Bipolar-Response Perovskite Photodetector Controlled by the Ferroelectric Depolarization Field for Secure Optical Communication.

Abstract

Traditional optical communication systems are constrained by fixed photoresponse values and light intensity, significantly impairing the potential for data transmission and protection. Here, a single-band bipolar-response perovskite self-powered photodetector is demonstrated on the (PEA)₂PbI₄/BaTiO₃/Si heterojunction. By employing BaTiO₃ as the intrinsic layer, the device demonstrates a low dark current on the order of 10^-12 A at a 5 V bias. When BaTiO₃ functions as the ferroelectric layer, the variation in the depolarization field not only achieves multilevel modulation of the photoresponse magnitude but also reverses the sign. Leveraging the bipolar characteristics of the device, a secure optical communication system has been developed, featuring a dual-channel optical signal reception specifically designed for information transmission. One channel is designated for receiving encrypted information, while the other channel receives key information.

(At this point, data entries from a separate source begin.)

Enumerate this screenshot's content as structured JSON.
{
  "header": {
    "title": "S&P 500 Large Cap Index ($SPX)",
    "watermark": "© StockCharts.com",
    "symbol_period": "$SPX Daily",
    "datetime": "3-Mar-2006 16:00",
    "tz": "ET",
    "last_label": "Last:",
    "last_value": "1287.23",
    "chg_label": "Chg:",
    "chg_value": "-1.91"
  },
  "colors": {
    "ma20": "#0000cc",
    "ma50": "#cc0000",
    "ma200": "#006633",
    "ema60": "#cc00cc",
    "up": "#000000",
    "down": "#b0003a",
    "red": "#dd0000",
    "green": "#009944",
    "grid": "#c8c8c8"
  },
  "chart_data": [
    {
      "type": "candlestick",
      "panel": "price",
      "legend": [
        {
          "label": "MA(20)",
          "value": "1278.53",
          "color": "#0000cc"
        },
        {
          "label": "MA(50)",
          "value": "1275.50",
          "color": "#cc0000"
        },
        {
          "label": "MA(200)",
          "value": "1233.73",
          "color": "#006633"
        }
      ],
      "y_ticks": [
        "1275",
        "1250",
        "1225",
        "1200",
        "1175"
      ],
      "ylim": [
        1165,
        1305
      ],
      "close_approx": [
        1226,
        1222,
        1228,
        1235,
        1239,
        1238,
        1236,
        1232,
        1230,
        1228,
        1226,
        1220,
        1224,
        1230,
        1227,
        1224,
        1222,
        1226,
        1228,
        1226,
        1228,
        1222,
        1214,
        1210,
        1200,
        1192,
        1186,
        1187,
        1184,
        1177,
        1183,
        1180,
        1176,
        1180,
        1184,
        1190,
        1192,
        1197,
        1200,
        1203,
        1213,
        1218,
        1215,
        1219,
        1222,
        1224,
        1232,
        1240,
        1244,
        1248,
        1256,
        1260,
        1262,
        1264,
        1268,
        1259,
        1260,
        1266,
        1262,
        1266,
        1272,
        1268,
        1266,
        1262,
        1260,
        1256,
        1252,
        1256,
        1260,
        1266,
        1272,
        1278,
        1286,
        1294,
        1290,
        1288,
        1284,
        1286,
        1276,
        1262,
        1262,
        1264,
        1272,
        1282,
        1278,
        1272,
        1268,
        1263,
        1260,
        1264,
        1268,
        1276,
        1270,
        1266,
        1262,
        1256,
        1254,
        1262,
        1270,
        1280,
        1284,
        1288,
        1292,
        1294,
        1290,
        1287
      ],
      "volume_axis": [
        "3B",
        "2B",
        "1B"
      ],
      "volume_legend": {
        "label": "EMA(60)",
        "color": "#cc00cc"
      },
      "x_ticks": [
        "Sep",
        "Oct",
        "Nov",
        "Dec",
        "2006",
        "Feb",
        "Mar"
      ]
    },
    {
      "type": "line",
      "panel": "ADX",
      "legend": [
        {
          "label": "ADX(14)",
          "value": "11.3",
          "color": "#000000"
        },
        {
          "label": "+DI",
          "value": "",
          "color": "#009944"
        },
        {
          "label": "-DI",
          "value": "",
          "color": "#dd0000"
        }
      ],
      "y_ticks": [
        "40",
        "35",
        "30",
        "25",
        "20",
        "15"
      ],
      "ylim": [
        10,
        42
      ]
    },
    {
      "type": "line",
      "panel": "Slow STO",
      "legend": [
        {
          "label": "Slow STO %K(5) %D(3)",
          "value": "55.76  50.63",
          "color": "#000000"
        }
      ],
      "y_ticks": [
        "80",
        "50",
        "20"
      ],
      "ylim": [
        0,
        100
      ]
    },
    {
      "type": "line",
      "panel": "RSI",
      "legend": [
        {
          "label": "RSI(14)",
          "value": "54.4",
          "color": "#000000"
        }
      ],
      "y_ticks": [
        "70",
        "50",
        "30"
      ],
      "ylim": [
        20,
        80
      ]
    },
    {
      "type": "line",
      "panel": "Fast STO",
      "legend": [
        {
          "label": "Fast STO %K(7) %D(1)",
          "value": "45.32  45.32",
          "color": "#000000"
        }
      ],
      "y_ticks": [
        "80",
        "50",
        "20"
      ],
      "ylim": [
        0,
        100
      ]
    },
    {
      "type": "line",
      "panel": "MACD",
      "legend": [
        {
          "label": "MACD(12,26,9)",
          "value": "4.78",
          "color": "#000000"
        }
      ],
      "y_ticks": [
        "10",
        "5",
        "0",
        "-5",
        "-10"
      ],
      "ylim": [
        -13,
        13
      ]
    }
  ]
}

The device only needs to identify the positive and negative values of the input signals with arbitrary light intensity without distinguishing the strength of the signal values. The accurate retrieval of transmitted information is contingent upon the application of an encryption algorithm, thereby enhancing the security of the communication system. This work provides novel perspectives for the realization of more secure and reliable encrypted optical communication systems.